Tracy Youngs can remember with terrifying clarity the day her son was taken from her nearly three years ago.
"There was a police car and flashing lights," Tracy said through tears. "I waited and waited and two officers came up and said he didn't make it."
Her son, Christopher Caiazzo, was 16 years old when he came around a corner in upstate New York just a little too fast, lost control of the car and slid into a boulder just off the road.
One mistake and friends of the popular baseball player went from joking around with Christopher in school to leaving mementos on the side of the road, a few feet from where he died.
Christopher was one of the approximately 5,000 teenagers killed every year in auto accidents -- a number Christopher's parents are determined to lower in his memory.
Tracy and Chistopher's father, Chris Caiazzo, created a foundation to help send teenage drivers to intensive driving courses to teach them how to handle vehicles at high speeds.
Some driving schools, like the Skip Barber Racing School in Lakeville, Conn., offer discounts on intensive driving courses for teens. Whatever cost is left over is split between the students and the Caiazzo's foundation.

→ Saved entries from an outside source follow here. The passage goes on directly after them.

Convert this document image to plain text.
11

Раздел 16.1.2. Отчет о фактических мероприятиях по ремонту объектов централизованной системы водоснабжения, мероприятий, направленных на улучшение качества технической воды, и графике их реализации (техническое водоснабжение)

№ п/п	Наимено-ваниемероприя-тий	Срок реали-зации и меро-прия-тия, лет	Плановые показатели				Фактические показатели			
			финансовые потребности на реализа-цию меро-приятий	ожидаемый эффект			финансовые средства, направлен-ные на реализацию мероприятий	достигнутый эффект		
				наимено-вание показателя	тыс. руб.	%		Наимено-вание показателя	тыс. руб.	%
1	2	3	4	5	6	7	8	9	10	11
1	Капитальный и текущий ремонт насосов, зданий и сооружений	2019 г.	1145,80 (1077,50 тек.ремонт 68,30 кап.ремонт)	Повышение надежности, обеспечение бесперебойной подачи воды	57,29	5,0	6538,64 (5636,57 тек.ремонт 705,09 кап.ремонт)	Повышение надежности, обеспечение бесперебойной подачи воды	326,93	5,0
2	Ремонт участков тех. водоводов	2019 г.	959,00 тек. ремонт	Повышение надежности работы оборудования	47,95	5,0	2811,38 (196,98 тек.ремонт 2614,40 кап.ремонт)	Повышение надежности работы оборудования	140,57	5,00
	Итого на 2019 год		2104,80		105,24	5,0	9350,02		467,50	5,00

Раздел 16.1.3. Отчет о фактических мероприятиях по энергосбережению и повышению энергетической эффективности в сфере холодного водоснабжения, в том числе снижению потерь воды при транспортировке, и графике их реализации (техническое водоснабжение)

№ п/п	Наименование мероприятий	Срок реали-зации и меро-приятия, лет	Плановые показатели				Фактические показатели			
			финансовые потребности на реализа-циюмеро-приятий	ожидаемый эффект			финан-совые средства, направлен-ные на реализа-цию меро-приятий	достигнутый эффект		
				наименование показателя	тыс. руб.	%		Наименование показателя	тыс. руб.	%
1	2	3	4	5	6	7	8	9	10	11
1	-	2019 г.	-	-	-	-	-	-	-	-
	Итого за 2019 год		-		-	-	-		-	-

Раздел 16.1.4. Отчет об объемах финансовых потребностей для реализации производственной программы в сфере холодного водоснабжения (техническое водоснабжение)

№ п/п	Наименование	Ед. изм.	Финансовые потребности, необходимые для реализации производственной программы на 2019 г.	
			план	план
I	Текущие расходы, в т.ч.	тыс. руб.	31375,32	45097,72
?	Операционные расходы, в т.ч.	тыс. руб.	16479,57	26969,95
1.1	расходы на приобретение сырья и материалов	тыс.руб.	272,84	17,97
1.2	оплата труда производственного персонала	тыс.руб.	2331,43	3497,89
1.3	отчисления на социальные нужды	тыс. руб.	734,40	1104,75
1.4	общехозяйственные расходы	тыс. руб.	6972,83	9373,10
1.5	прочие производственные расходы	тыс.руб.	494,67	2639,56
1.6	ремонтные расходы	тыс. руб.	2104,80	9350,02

"We take them to a new level, where they become much more proactive," said Michael Culver, chairman and CEO at Skip Barber Racing School. "They're much more sensitive about what could go wrong. So when they're driving, they are proactive, but they are thinking defensively."
Youngs and Caiazzo have funded three sessions and more than 200 students have taken the course.
Critics of the classes argue that they teach teens the skills that encourage them to drive faster, but according to senior instructor Walter Irvine, it's all about safety.
"There's an element of, they need to be responsible now with texting and all the things there in the peripheral to take away from your ability to focus on driving," Irvine said. "Our main trump card is that we teach based on the law of physics. So we're not teaching them to drive a Mazda or any vehicle in particular, we're giving them the skill set to take away that will allow them to drive anything."
After a few hair-raising laps around the course, 17-year-old Kelly Flattery, said the experience was an eye-opener.
"I am not as good as I really thought I was at all," Flattery said. "It, like, puts your ego in check."
To the Caiazzos, if just a couple teens drive safer then their effort is worth it.
"What we're doing is making sure, to the best we're able to make sure, no other parent goes through this loss," Chris Caiazzo said.